Skin cancer is the increasing common cancer throughout the world nowadays,and occurrence rates are increasing very rapidly. If the cancer is predicted at early stage then the victim life can be saved .If detected at early stage then the patient can be treated successfully.An expert system can be buildup to detect the skin cancer.By such system many lives can be saved. This paper provides the concise review of various medical expert systems and the best methods used by various researchers to detect the skin cancer.
Introduction
Skin cancer is the most common cancer worldwide and is rapidly increasing. It is mainly categorized into melanoma and non-melanoma types. Skin cancer involves abnormal growth of skin tissues, which can be benign (non-harmful) or malignant (harmful). Benign growths contain melanin in the outer epidermis layer, but when melanin penetrates deeper into the dermis, it becomes dangerous.
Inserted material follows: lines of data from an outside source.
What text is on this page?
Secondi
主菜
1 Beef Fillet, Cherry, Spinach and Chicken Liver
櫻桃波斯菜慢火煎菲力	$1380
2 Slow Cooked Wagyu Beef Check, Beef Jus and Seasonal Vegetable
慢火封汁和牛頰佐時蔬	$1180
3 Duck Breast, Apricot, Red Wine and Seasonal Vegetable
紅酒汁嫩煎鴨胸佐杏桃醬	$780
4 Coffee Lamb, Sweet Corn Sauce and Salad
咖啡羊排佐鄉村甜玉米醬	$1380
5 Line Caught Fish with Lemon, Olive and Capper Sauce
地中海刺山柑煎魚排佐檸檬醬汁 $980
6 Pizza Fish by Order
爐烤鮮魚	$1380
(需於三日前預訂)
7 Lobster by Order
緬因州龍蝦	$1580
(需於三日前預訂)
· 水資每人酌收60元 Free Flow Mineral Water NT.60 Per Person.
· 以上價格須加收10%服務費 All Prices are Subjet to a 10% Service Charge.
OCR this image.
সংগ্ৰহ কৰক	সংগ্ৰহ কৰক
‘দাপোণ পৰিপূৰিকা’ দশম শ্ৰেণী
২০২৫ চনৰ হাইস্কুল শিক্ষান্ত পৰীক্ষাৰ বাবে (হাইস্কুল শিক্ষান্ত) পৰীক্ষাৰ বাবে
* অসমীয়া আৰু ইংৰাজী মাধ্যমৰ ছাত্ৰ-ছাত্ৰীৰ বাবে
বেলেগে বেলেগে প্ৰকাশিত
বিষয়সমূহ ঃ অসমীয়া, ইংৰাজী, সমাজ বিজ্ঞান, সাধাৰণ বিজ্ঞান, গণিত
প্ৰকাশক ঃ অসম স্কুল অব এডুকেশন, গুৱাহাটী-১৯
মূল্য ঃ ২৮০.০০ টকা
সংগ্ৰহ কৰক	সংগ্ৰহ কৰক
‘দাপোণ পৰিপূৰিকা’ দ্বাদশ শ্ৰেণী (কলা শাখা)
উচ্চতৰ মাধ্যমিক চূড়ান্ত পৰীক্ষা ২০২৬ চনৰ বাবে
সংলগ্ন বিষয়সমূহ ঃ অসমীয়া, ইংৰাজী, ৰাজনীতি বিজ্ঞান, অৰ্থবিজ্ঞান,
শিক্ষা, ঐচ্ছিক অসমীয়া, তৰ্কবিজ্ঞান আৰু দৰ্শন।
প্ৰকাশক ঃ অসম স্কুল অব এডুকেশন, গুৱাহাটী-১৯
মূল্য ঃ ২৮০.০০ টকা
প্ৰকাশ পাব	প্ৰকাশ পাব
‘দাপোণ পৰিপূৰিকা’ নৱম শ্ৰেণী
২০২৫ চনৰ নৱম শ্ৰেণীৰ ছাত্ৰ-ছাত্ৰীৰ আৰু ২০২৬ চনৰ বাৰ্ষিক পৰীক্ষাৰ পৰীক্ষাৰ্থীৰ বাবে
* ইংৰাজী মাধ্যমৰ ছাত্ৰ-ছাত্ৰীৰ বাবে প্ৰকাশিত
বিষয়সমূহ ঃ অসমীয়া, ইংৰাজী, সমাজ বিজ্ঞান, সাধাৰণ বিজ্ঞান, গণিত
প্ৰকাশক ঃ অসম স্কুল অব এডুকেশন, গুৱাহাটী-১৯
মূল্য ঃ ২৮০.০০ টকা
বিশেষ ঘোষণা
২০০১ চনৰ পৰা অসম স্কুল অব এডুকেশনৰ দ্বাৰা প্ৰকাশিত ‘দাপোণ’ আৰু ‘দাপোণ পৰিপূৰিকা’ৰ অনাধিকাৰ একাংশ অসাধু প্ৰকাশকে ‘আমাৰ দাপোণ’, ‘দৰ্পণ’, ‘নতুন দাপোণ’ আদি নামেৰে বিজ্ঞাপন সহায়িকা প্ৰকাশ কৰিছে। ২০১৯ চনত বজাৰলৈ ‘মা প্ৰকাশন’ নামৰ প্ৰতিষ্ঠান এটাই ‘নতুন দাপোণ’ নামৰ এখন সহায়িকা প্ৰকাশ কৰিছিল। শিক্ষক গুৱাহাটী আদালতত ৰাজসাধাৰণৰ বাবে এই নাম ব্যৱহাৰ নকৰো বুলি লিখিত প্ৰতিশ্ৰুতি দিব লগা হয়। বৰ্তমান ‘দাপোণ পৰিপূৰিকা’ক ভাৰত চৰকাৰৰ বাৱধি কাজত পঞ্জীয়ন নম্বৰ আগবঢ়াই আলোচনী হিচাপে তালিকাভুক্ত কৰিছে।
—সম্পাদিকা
Direct sunlight exposure is a key cause of skin cancer. Cancer cells can spread from their original site to other body parts via the bloodstream, a process called metastasis. The epidermis consists of three layers: an upper layer, a middle layer of squamous cells, and a bottom layer made of melanocytes and basal cells.
Conclusion
This review paper gives the comparison the methods used for detection of skin cancer. The comparison in the table is based on the methods , dataset used and performance measures like accuracy. The comparison in the table is done using the literature survey. There are number of techniques for segmentation of skin cancer detection but the methods having highest performance measure are k-means clustering, Otsu method and active contour. In future studies, these three segmentation techniques may be used with different parameters.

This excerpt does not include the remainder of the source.